A changing world needs changing working partnership agreements, according to Mark Goldsack. the Director of the Department for International Trade Defence and Security Organisation (DIT DSO)

“The days of the old transactional sale have gone,” he explained. “What really matters to everybody these days is actually ending up in a partnership where you genuinely share, own, develop and understand what it is that you are taking on board as a capability. For us to be able to come here, talk to people face to face, cut under the skin of the requirements that they’re trying to satisfy, that’s what allows us to sharpen our solutions to their problems and, more often than not, share solutions because most of these problems are commonly shared.”

Different countries, same issues

Goldsack said issues with defence and security were often shared between different countries, but the question for the DIT DSO, was which governments and trade partners to work with to solve those issues together.

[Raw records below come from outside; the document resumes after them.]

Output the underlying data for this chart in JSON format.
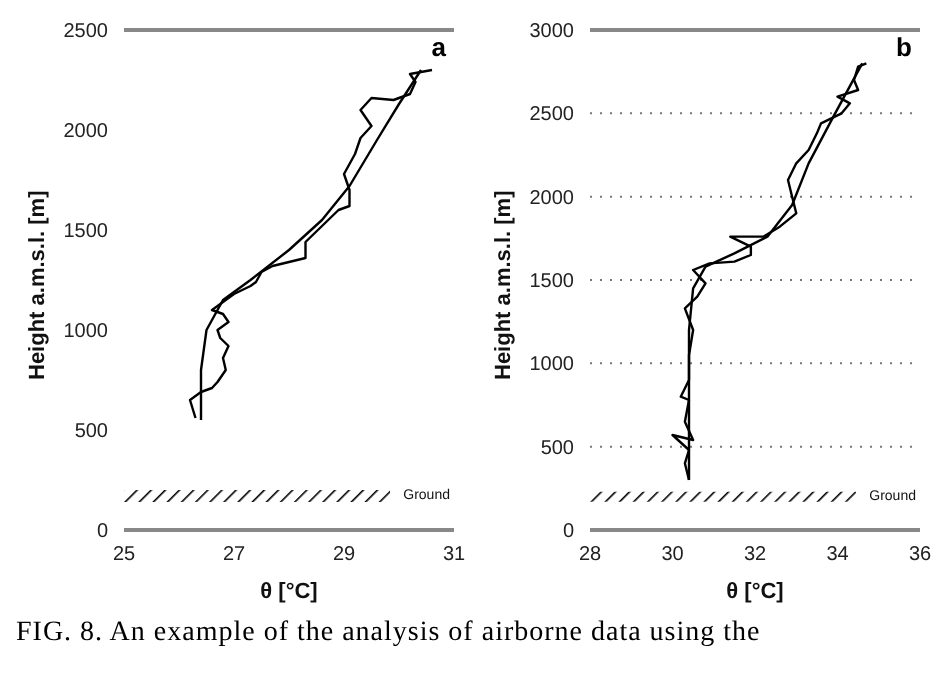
{
  "chart_data": [
    {
      "type": "line",
      "title": "a",
      "xlabel": "θ [°C]",
      "ylabel": "Height a.m.s.l. [m]",
      "xlim": [
        25,
        31
      ],
      "xticks": [
        25,
        27,
        29,
        31
      ],
      "ylim": [
        0,
        2500
      ],
      "yticks": [
        0,
        500,
        1000,
        1500,
        2000,
        2500
      ],
      "grid": false,
      "marker": "none",
      "line_style": "solid",
      "series": [
        {
          "color": "#000000",
          "x": [
            26.3,
            26.2,
            26.4,
            26.5,
            26.6,
            26.7,
            26.85,
            26.8,
            26.9,
            26.75,
            26.7,
            26.9,
            26.8,
            26.6,
            26.8,
            27.0,
            27.3,
            27.4,
            27.5,
            27.7,
            28.0,
            28.3,
            28.3,
            28.6,
            28.9,
            29.1,
            29.1,
            29.0,
            29.2,
            29.3,
            29.5,
            29.3,
            29.5,
            29.9,
            30.2,
            30.3,
            30.2,
            30.6
          ],
          "values": [
            560,
            650,
            690,
            700,
            710,
            740,
            800,
            860,
            920,
            960,
            1000,
            1040,
            1080,
            1100,
            1140,
            1180,
            1220,
            1240,
            1290,
            1320,
            1340,
            1360,
            1440,
            1520,
            1600,
            1620,
            1700,
            1780,
            1880,
            1960,
            2020,
            2100,
            2160,
            2150,
            2180,
            2240,
            2280,
            2300
          ]
        },
        {
          "color": "#000000",
          "x": [
            26.4,
            26.4,
            26.5,
            26.8,
            27.3,
            28.0,
            28.6,
            29.1,
            29.6,
            30.0,
            30.4
          ],
          "values": [
            550,
            800,
            1000,
            1150,
            1250,
            1400,
            1550,
            1720,
            1950,
            2130,
            2300
          ]
        }
      ],
      "bands": [
        {
          "axis": "y",
          "from": 140,
          "to": 200,
          "label": "Ground"
        }
      ],
      "annotations": [
        "FIG. 8. An example of the analysis of airborne data using the"
      ]
    },
    {
      "type": "line",
      "title": "b",
      "xlabel": "θ [°C]",
      "ylabel": "Height a.m.s.l. [m]",
      "xlim": [
        28,
        36
      ],
      "xticks": [
        28,
        30,
        32,
        34,
        36
      ],
      "ylim": [
        0,
        3000
      ],
      "yticks": [
        0,
        500,
        1000,
        1500,
        2000,
        2500,
        3000
      ],
      "grid": "y",
      "marker": "none",
      "line_style": "solid",
      "series": [
        {
          "color": "#000000",
          "x": [
            30.4,
            30.3,
            30.4,
            30.0,
            30.5,
            30.3,
            30.4,
            30.2,
            30.4,
            30.4,
            30.5,
            30.3,
            30.6,
            30.8,
            30.5,
            30.9,
            31.5,
            31.9,
            31.9,
            31.4,
            32.2,
            32.6,
            33.0,
            32.9,
            32.8,
            33.0,
            33.3,
            33.5,
            33.6,
            34.1,
            34.3,
            34.0,
            34.5,
            34.4,
            34.5,
            34.7
          ],
          "values": [
            300,
            400,
            480,
            570,
            540,
            650,
            780,
            800,
            900,
            1050,
            1200,
            1330,
            1400,
            1480,
            1560,
            1600,
            1610,
            1650,
            1700,
            1760,
            1760,
            1820,
            1900,
            2000,
            2100,
            2200,
            2280,
            2380,
            2440,
            2500,
            2560,
            2600,
            2640,
            2700,
            2780,
            2800
          ]
        },
        {
          "color": "#000000",
          "x": [
            30.4,
            30.4,
            30.5,
            30.8,
            31.5,
            32.3,
            32.9,
            33.3,
            33.9,
            34.6
          ],
          "values": [
            300,
            1200,
            1450,
            1580,
            1660,
            1760,
            1950,
            2200,
            2480,
            2800
          ]
        }
      ],
      "bands": [
        {
          "axis": "y",
          "from": 170,
          "to": 230,
          "label": "Ground"
        }
      ]
    }
  ]
}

“I think what you’ve seen happen over the past 12 months is this reach out around the world as we’ve refreshed and gone over all of our standing agreements, created a vast basket of new ones but, most importantly in the defence and security sectors, has been the publication of the Defence and Security Industrial Strategy. That’s allowed us to take a holistic view of what we’re doing with our own defence industrial base and see it, if you like, as a capability in its own right and by being able to concentrate on it, we’re actually now able to work out proactively which bits we need to support for our own national security reasons. We’ve ended up with a solution that actually allows us to go after a partnership, a working arrangement, a solution, that is genuinely win-win for us and for the countries that we work with.”